Published by the American Physical Society
Physics Subject Headings (PhySH)
Popular Summary
Patterns abound in nature, ranging from the stripes on a zebra to the ripple formations in windblown sand. Remarkably, the key ingredients that underlie their formation also manifest themselves in many optical systems, giving rise to the analogous formation of patterns in light. The simplest of such systems is a device known as a passive Kerr resonator, formed, for example, by joining together the two ends of a telecommunications optical fiber. While the pattern formation dynamics in passive Kerr resonators has been studied for many decades, recent theoretical work has alluded to an entirely new paradigm in the highly nonlinear regime where adjacent resonator modes overlap. We report on the first experiments that access this regime, demonstrating the emergence of new combinations of patterned and self-localized states.
Our experiments are performed in optical fiber ring resonators that are synchronously driven with nanosecond laser pulses.
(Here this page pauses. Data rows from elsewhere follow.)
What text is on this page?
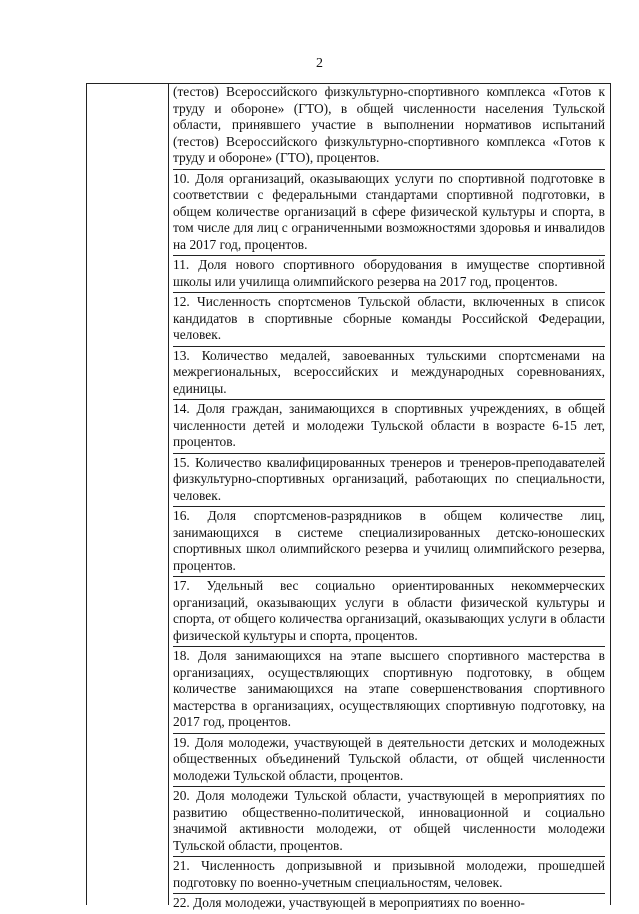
2
(тестов) Всероссийского физкультурно-спортивного комплекса «Готов к труду и обороне» (ГТО), в общей численности населения Тульской области, принявшего участие в выполнении нормативов испытаний (тестов) Всероссийского физкультурно-спортивного комплекса «Готов к труду и обороне» (ГТО), процентов.
10. Доля организаций, оказывающих услуги по спортивной подготовке в соответствии с федеральными стандартами спортивной подготовки, в общем количестве организаций в сфере физической культуры и спорта, в том числе для лиц с ограниченными возможностями здоровья и инвалидов на 2017 год, процентов.
11. Доля нового спортивного оборудования в имуществе спортивной школы или училища олимпийского резерва на 2017 год, процентов.
12. Численность спортсменов Тульской области, включенных в список кандидатов в спортивные сборные команды Российской Федерации, человек.
13. Количество медалей, завоеванных тульскими спортсменами на межрегиональных, всероссийских и международных соревнованиях, единицы.
14. Доля граждан, занимающихся в спортивных учреждениях, в общей численности детей и молодежи Тульской области в возрасте 6-15 лет, процентов.
15. Количество квалифицированных тренеров и тренеров-преподавателей физкультурно-спортивных организаций, работающих по специальности, человек.
16. Доля спортсменов-разрядников в общем количестве лиц, занимающихся в системе специализированных детско-юношеских спортивных школ олимпийского резерва и училищ олимпийского резерва, процентов.
17. Удельный вес социально ориентированных некоммерческих организаций, оказывающих услуги в области физической культуры и спорта, от общего количества организаций, оказывающих услуги в области физической культуры и спорта, процентов.
18. Доля занимающихся на этапе высшего спортивного мастерства в организациях, осуществляющих спортивную подготовку, в общем количестве занимающихся на этапе совершенствования спортивного мастерства в организациях, осуществляющих спортивную подготовку, на 2017 год, процентов.
19. Доля молодежи, участвующей в деятельности детских и молодежных общественных объединений Тульской области, от общей численности молодежи Тульской области, процентов.
20. Доля молодежи Тульской области, участвующей в мероприятиях по развитию общественно-политической, инновационной и социально значимой активности молодежи, от общей численности молодежи Тульской области, процентов.
21. Численность допризывной и призывной молодежи, прошедшей подготовку по военно-учетным специальностям, человек.
22. Доля молодежи, участвующей в мероприятиях по военно-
Thanks to the low resonator losses and the large peak power of the driving pulses, very large nonlinear phase shifts can be realized. Through a combination of comprehensive temporal and spectral measurements, we unequivocally observe new combinations of distinct nonlinear structures associated with adjacent resonator modes. Specifically, we have observed the stable coexistence between patterned and self-localized soliton states—self-reinforcing solitary wave packets—and studied their dynamical interactions in real time. We have also observed coexistence between two distinct dissipative soliton states, thereby confirming earlier theoretical predictions.
By experimentally demonstrating the coexistence between distinct nonlinear states, our work opens up a new and exciting paradigm of nonlinear dynamics and pattern formation in general. Our findings could also have practical implications for the design of future sources of laserlike light based on Kerr microresonators, whose many prospective applications range from spectroscopy to telecommunications.